The economic reform programme agreed upon with the IMF was formulated during the first half of 2016 and is due to be implemented starting in the second half of the year.

Therefore, 2017 is the first full year under reform.

This year’s programme calls for economic growth rate to be 3.3 per cent in constant prices.

The Ministry of Finance adopted this rather high estimate in the preparation of the budget.

The above growth estimate was based on the assumption that the economic growth rate in 2016 will be 2.8 per cent.

It turned out to be only 2 per cent. Therefore, we can reduce the above growth target to 2.5 per cent in 2017.

The programme projected the gross domestic product in current prices to reach JD29.6 billion.

This projection was based on the assumption that GDP will reach JD28 billion in 2016, but it turned out to be JD27.5 billion. Therefore, we can reduce the estimated GDP in 2017 to JD29.1 billion.

The programme aimed for public debt to stand at JD27.7 billion by the end of 2017.

This estimate was based on the assumption that public debt will be JD 26.3 billion by the end of 2016.

It turned out to be very close to reality. Based on the above, public debt will be allowed to rise in 2017 by an additional JD1.4 billion, or $2 billion.

Public debt is not measured in absolute figures only, it is also measured as a percentage of GDP.

The programme calls for a reduction of this ratio by 0.2 per cent despite the rise of debt by JD1.4 billion, as mentioned above.

This is obviously a very humble objective, but it will mark the first year in which the debt to GDP ratio will decline.

The IMF programme focuses on the major objective of reducing budget deficit.
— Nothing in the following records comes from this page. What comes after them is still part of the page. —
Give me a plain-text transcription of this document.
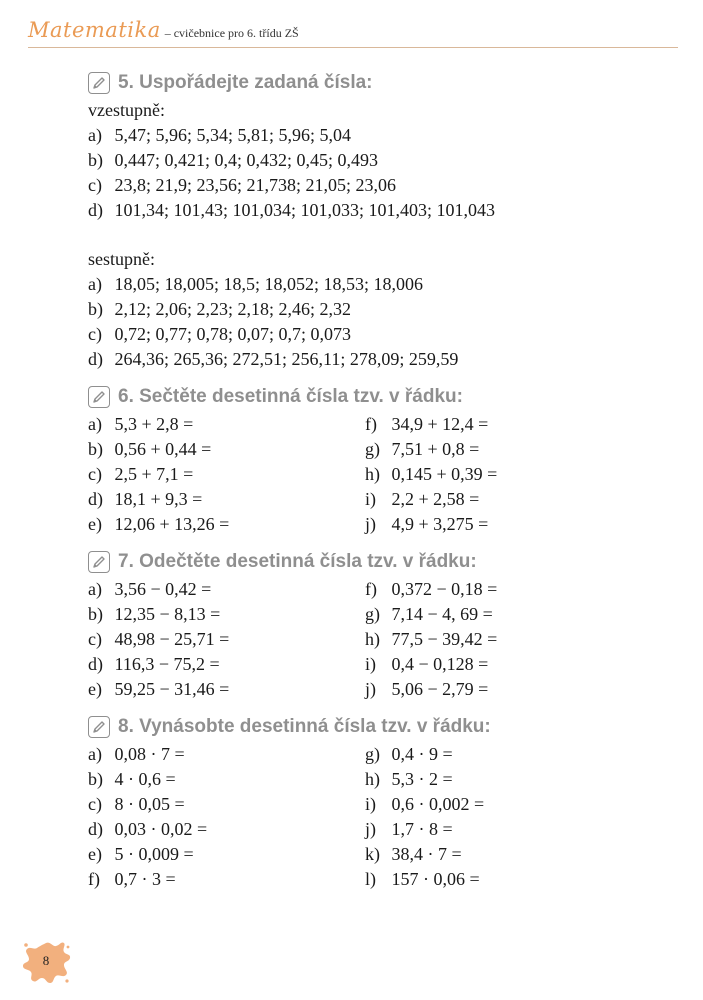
Matematika – cvičebnice pro 6. třídu ZŠ
5. Uspořádejte zadaná čísla:
vzestupně:
a) 5,47; 5,96; 5,34; 5,81; 5,96; 5,04
b) 0,447; 0,421; 0,4; 0,432; 0,45; 0,493
c) 23,8; 21,9; 23,56; 21,738; 21,05; 23,06
d) 101,34; 101,43; 101,034; 101,033; 101,403; 101,043
sestupně:
a) 18,05; 18,005; 18,5; 18,052; 18,53; 18,006
b) 2,12; 2,06; 2,23; 2,18; 2,46; 2,32
c) 0,72; 0,77; 0,78; 0,07; 0,7; 0,073
d) 264,36; 265,36; 272,51; 256,11; 278,09; 259,59
6. Sečtěte desetinná čísla tzv. v řádku:
a) 5,3 + 2,8 =	f) 34,9 + 12,4 =
b) 0,56 + 0,44 =	g) 7,51 + 0,8 =
c) 2,5 + 7,1 =	h) 0,145 + 0,39 =
d) 18,1 + 9,3 =	i) 2,2 + 2,58 =
e) 12,06 + 13,26 =	j) 4,9 + 3,275 =
7. Odečtěte desetinná čísla tzv. v řádku:
a) 3,56 − 0,42 =	f) 0,372 − 0,18 =
b) 12,35 − 8,13 =	g) 7,14 − 4, 69 =
c) 48,98 − 25,71 =	h) 77,5 − 39,42 =
d) 116,3 − 75,2 =	i) 0,4 − 0,128 =
e) 59,25 − 31,46 =	j) 5,06 − 2,79 =
8. Vynásobte desetinná čísla tzv. v řádku:
a) 0,08 · 7 =	g) 0,4 · 9 =
b) 4 · 0,6 =	h) 5,3 · 2 =
c) 8 · 0,05 =	i) 0,6 · 0,002 =
d) 0,03 · 0,02 =	j) 1,7 · 8 =
e) 5 · 0,009 =	k) 38,4 · 7 =
f) 0,7 · 3 =	l) 157 · 0,06 =
8
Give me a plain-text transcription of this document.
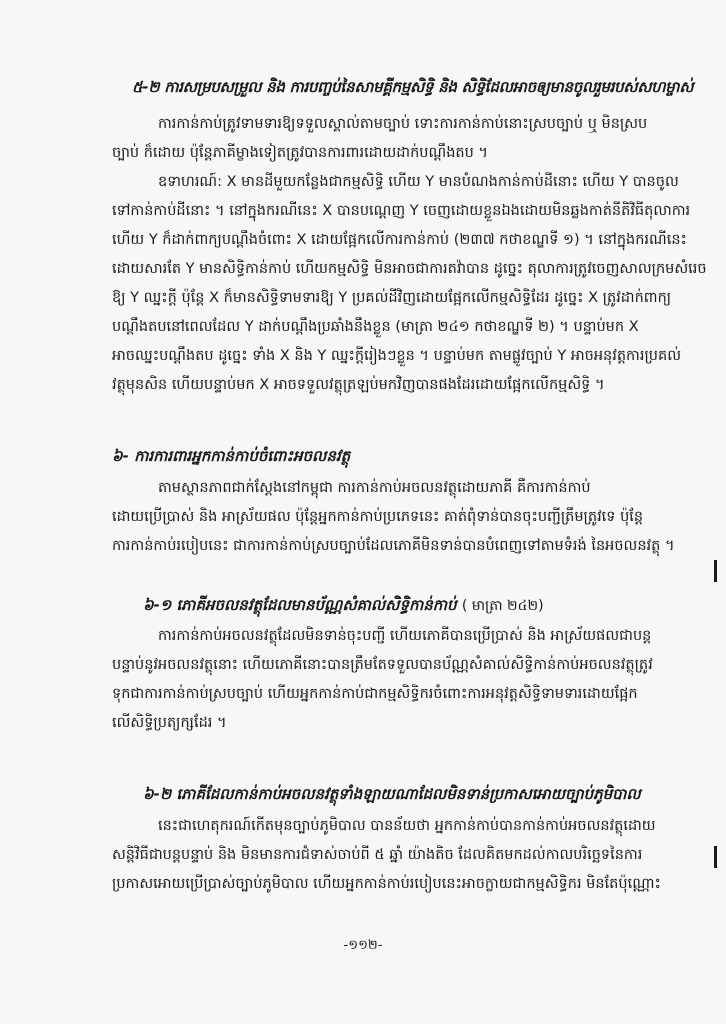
៥-២ ការសម្របសម្រួល និង ការបញ្ចប់នៃសាមគ្គីកម្មសិទ្ធិ និង សិទ្ធិដែលអាចឲ្យមានចូលរួមរបស់សហម្ចាស់
ការកាន់កាប់ត្រូវទាមទារឱ្យទទួលស្គាល់តាមច្បាប់ ទោះការកាន់កាប់នោះស្របច្បាប់ ឬ មិនស្រប
ច្បាប់ ក៏ដោយ ប៉ុន្តែភាគីម្ខាងទៀតត្រូវបានការពារដោយដាក់បណ្តឹងតប ។
ឧទាហរណ៍: X មានដីមួយកន្លែងជាកម្មសិទ្ធិ ហើយ Y មានបំណងកាន់កាប់ដីនោះ ហើយ Y បានចូល
ទៅកាន់កាប់ដីនោះ ។ នៅក្នុងករណីនេះ X បានបណ្តេញ Y ចេញដោយខ្លួនឯងដោយមិនឆ្លងកាត់នីតិវិធីតុលាការ
ហើយ Y ក៏ដាក់ពាក្យបណ្តឹងចំពោះ X ដោយផ្អែកលើការកាន់កាប់ (២៣៧ កថាខណ្ឌទី ១) ។ នៅក្នុងករណីនេះ
ដោយសារតែ Y មានសិទ្ធិកាន់កាប់ ហើយកម្មសិទ្ធិ មិនអាចជាការតវ៉ាបាន ដូច្នេះ តុលាការត្រូវចេញសាលក្រមសំរេច
ឱ្យ Y ឈ្នះក្តី ប៉ុន្តែ X ក៏មានសិទ្ធិទាមទារឱ្យ Y ប្រគល់ដីវិញដោយផ្អែកលើកម្មសិទ្ធិដែរ ដូច្នេះ X ត្រូវដាក់ពាក្យ
បណ្តឹងតបនៅពេលដែល Y ដាក់បណ្តឹងប្រឆាំងនឹងខ្លួន (មាត្រា ២៤១ កថាខណ្ឌទី ២) ។ បន្ទាប់មក X
អាចឈ្នះបណ្តឹងតប ដូច្នេះ ទាំង X និង Y ឈ្នះក្តីរៀងៗខ្លួន ។ បន្ទាប់មក តាមផ្លូវច្បាប់ Y អាចអនុវត្តការប្រគល់
វត្ថុមុនសិន ហើយបន្ទាប់មក X អាចទទួលវត្ថុត្រឡប់មកវិញបានផងដែរដោយផ្អែកលើកម្មសិទ្ធិ ។
៦- ការការពារអ្នកកាន់កាប់ចំពោះអចលនវត្ថុ
តាមស្ថានភាពជាក់ស្តែងនៅកម្ពុជា ការកាន់កាប់អចលនវត្ថុដោយភាគី គឺការកាន់កាប់
ដោយប្រើប្រាស់ និង អាស្រ័យផល ប៉ុន្តែអ្នកកាន់កាប់ប្រភេទនេះ គាត់ពុំទាន់បានចុះបញ្ជីត្រឹមត្រូវទេ ប៉ុន្តែ
ការកាន់កាប់របៀបនេះ ជាការកាន់កាប់ស្របច្បាប់ដែលភោគីមិនទាន់បានបំពេញទៅតាមទំរង់ នៃអចលនវត្ថុ ។
៦-១ ភោគីអចលនវត្ថុដែលមានប័ណ្ណសំគាល់សិទ្ធិកាន់កាប់ ( មាត្រា ២៤២)
ការកាន់កាប់អចលនវត្ថុដែលមិនទាន់ចុះបញ្ជី ហើយភោគីបានប្រើប្រាស់ និង អាស្រ័យផលជាបន្ត
បន្ទាប់នូវអចលនវត្ថុនោះ ហើយភោគីនោះបានត្រឹមតែទទួលបានប័ណ្ណសំគាល់សិទ្ធិកាន់កាប់អចលនវត្ថុត្រូវ
ទុកជាការកាន់កាប់ស្របច្បាប់ ហើយអ្នកកាន់កាប់ជាកម្មសិទ្ធិករចំពោះការអនុវត្តសិទ្ធិទាមទារដោយផ្អែក
លើសិទ្ធិប្រត្យក្សដែរ ។
៦-២ ភោគីដែលកាន់កាប់អចលនវត្ថុទាំងឡាយណាដែលមិនទាន់ប្រកាសអោយច្បាប់ភូមិបាល
នេះជាហេតុករណ៍កើតមុនច្បាប់ភូមិបាល បានន័យថា អ្នកកាន់កាប់បានកាន់កាប់អចលនវត្ថុដោយ
សន្តិវិធីជាបន្តបន្ទាប់ និង មិនមានការជំទាស់ចាប់ពី ៥ ឆ្នាំ យ៉ាងតិច ដែលគិតមកដល់កាលបរិច្ឆេទនៃការ
ប្រកាសអោយប្រើប្រាស់ច្បាប់ភូមិបាល ហើយអ្នកកាន់កាប់របៀបនេះអាចក្លាយជាកម្មសិទ្ធិករ មិនតែប៉ុណ្ណោះ
-១១២-
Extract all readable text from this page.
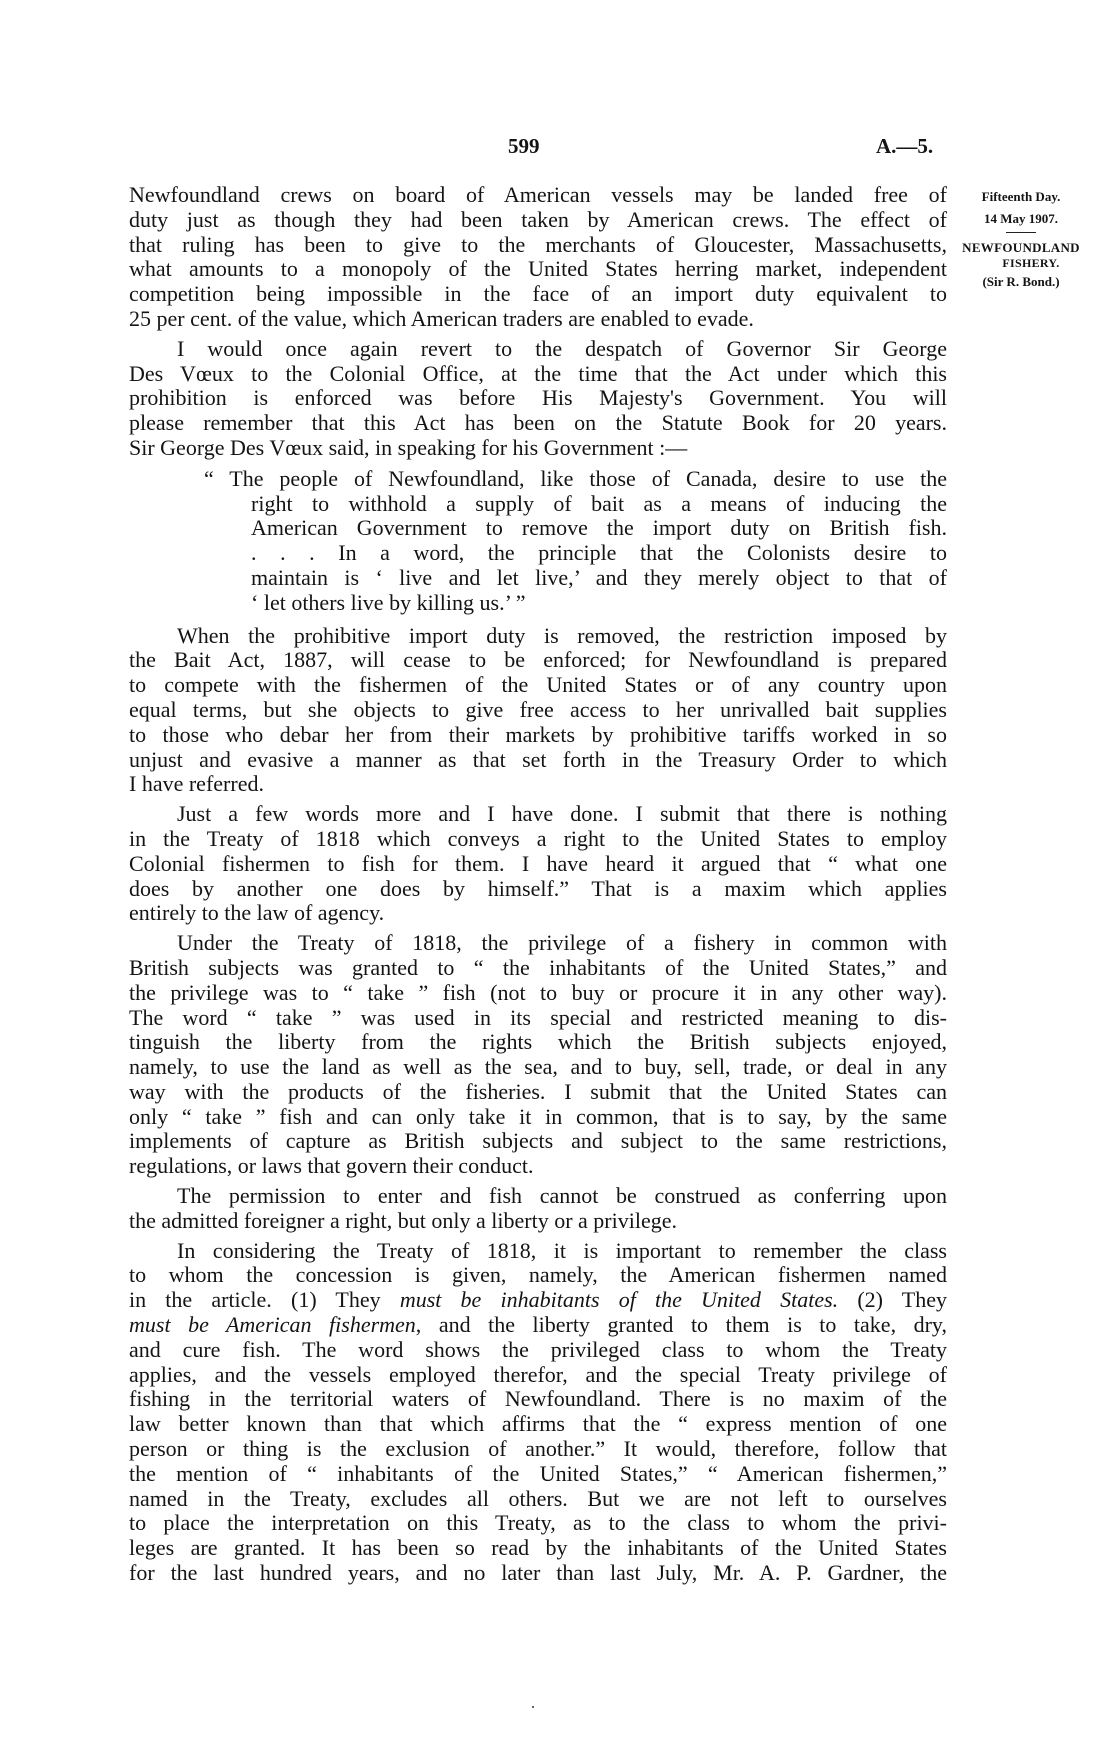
599	A.—5.
Newfoundland crews on board of American vessels may be landed free of
duty just as though they had been taken by American crews. The effect of
that ruling has been to give to the merchants of Gloucester, Massachusetts,
what amounts to a monopoly of the United States herring market, independent
competition being impossible in the face of an import duty equivalent to
25 per cent. of the value, which American traders are enabled to evade.
I would once again revert to the despatch of Governor Sir George
Des Vœux to the Colonial Office, at the time that the Act under which this
prohibition is enforced was before His Majesty's Government. You will
please remember that this Act has been on the Statute Book for 20 years.
Sir George Des Vœux said, in speaking for his Government :—
“ The people of Newfoundland, like those of Canada, desire to use the
right to withhold a supply of bait as a means of inducing the
American Government to remove the import duty on British fish.
. . . In a word, the principle that the Colonists desire to
maintain is ‘ live and let live,’ and they merely object to that of
‘ let others live by killing us.’ ”
When the prohibitive import duty is removed, the restriction imposed by
the Bait Act, 1887, will cease to be enforced; for Newfoundland is prepared
to compete with the fishermen of the United States or of any country upon
equal terms, but she objects to give free access to her unrivalled bait supplies
to those who debar her from their markets by prohibitive tariffs worked in so
unjust and evasive a manner as that set forth in the Treasury Order to which
I have referred.
Just a few words more and I have done. I submit that there is nothing
in the Treaty of 1818 which conveys a right to the United States to employ
Colonial fishermen to fish for them. I have heard it argued that “ what one
does by another one does by himself.” That is a maxim which applies
entirely to the law of agency.
Under the Treaty of 1818, the privilege of a fishery in common with
British subjects was granted to “ the inhabitants of the United States,” and
the privilege was to “ take ” fish (not to buy or procure it in any other way).
The word “ take ” was used in its special and restricted meaning to dis-
tinguish the liberty from the rights which the British subjects enjoyed,
namely, to use the land as well as the sea, and to buy, sell, trade, or deal in any
way with the products of the fisheries. I submit that the United States can
only “ take ” fish and can only take it in common, that is to say, by the same
implements of capture as British subjects and subject to the same restrictions,
regulations, or laws that govern their conduct.
The permission to enter and fish cannot be construed as conferring upon
the admitted foreigner a right, but only a liberty or a privilege.
In considering the Treaty of 1818, it is important to remember the class
to whom the concession is given, namely, the American fishermen named
in the article. (1) They must be inhabitants of the United States. (2) They
must be American fishermen, and the liberty granted to them is to take, dry,
and cure fish. The word shows the privileged class to whom the Treaty
applies, and the vessels employed therefor, and the special Treaty privilege of
fishing in the territorial waters of Newfoundland. There is no maxim of the
law better known than that which affirms that the “ express mention of one
person or thing is the exclusion of another.” It would, therefore, follow that
the mention of “ inhabitants of the United States,” “ American fishermen,”
named in the Treaty, excludes all others. But we are not left to ourselves
to place the interpretation on this Treaty, as to the class to whom the privi-
leges are granted. It has been so read by the inhabitants of the United States
for the last hundred years, and no later than last July, Mr. A. P. Gardner, the
Fifteenth Day.
14 May 1907.
NEWFOUNDLAND
FISHERY.
(Sir R. Bond.)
It aimed at reducing budget deficit in 2017 by JD165 million.

The Ministry of Finance has prepared the 2017 budget in compliance with the programme’s guidelines.

If the IMF economic reform programme will be actually implemented according to plan, the economic and financial positions will be in good shape in 2019.

During the third and last year of the programme, economic growth rate it will be 4 per cent of the GDP, JD33.5 billion, the gross debt will be JD28.9 billion, the debt/GDP ratio will be 86.3per cent and, believe it or not, the budget will post a surplus of JD170 million for the first time in recent history.